The vast majority of modern electric vehicles lack a gearbox. There are three basic causes for this, but before we delve into the specifics, let’s define a gearbox and discuss what it does in an ICE car. In this manner, it will be simpler to see why an electric car’s transmission is not essential. We’ll also try to describe the circumstances in which it can be a valuable addition and the advantages it offers.
What is a gearbox, and what does it do in an ICE car?
Unlike electric motors, internal combustion engines (ICE) require greater revs to produce more torque. The car’s speed would be constrained due to the engine’s restricted rev range, which is why gearboxes are used.
In a nutshell, a gearbox and final drive ratio work together to create a torque multiplier. Although you may have previously heard of gear and final drive ratios, you might not have understood what these numbers meant.
The gear ratio will be discussed first. Let’s assume your ICE vehicle is in first gear. Suppose the first gear has a 3:1 ratio. This implies that the engine’s torque output is increased by a factor of three. We must also consider the final drive ratio to calculate how many times the torque is multiplied in the wheels of the car.
If the final drive ratio is 3:1, the vehicle’s wheel torque will be nine times more than the engine torque. The wheel torque is 200 Nm x 9 = 1800 Nm if your car’s engine generates 200 Nm of torque in the first gear using the ratios mentioned.
This multiplication would not be feasible without the gearbox, and the vehicle would completely stop even with the throttle floored. An ICE car’s gearbox must be built to precisely balance the engine’s power and torque characteristics. Its efficiency under various loads and, of course, the engineers’ peak speed set for the selected vehicle.
Despite significant advancement over the past few decades, their solutions remain a compromise. The entire drivetrain suffers from the inefficiencies introduced by gearboxes, which raises fuel consumption and energy losses.
What is the case with electric cars?
Three inherent characteristics of electric motors resolve design problems in gearbox development and eliminate the need for gearboxes. These characteristics include the ability of electric motors to run at high rpms and electronically capped top speeds. Let’s go over each of those attributes individually.
High torque is evident at 0 revolutions per minute. Keep in mind that gearboxes primarily function as torque multipliers. There is no need to further amplify the torque by utilising different gear ratios if it is high at zero revolutions per minute.
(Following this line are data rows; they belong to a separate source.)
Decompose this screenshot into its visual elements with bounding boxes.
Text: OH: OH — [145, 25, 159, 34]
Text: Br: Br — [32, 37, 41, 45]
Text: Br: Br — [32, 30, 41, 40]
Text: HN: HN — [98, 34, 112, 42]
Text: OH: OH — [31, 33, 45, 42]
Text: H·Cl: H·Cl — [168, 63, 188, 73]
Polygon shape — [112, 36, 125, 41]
The high rpm capability, however, is what is crucially important. Top speed is readily attained with just one ratio due to the electric motor’s great torque across the range and its maximum rotational speed of 20.000 rpm. The fourth justification is that electric cars have electronically limited top speeds. This due to the low energy content of the high voltage batteries as compared to liquid fuels, rather than just the absence of a gearbox.
To further comprehend this, let’s take a look at the BMW i4 eDrive 40, which has a combined gear and final drive ratio of 11.115:1 and a maximum motor torque of 430Nm from 0-5000 rpm. The wheel torque is therefore 4780 Nm. It is now clear why electric cars are kings at traffic signals in general.
Assume that the car’s top speed is 190 km/h. The motor spins at a maximum speed of 16,500 rpm. The motor rotates at about 11,300 rpm at a typical highway speed of 130 km/h. As this example shows, there is no need for a gearbox because the electric motor has a wide enough rpm range to meet all the demands.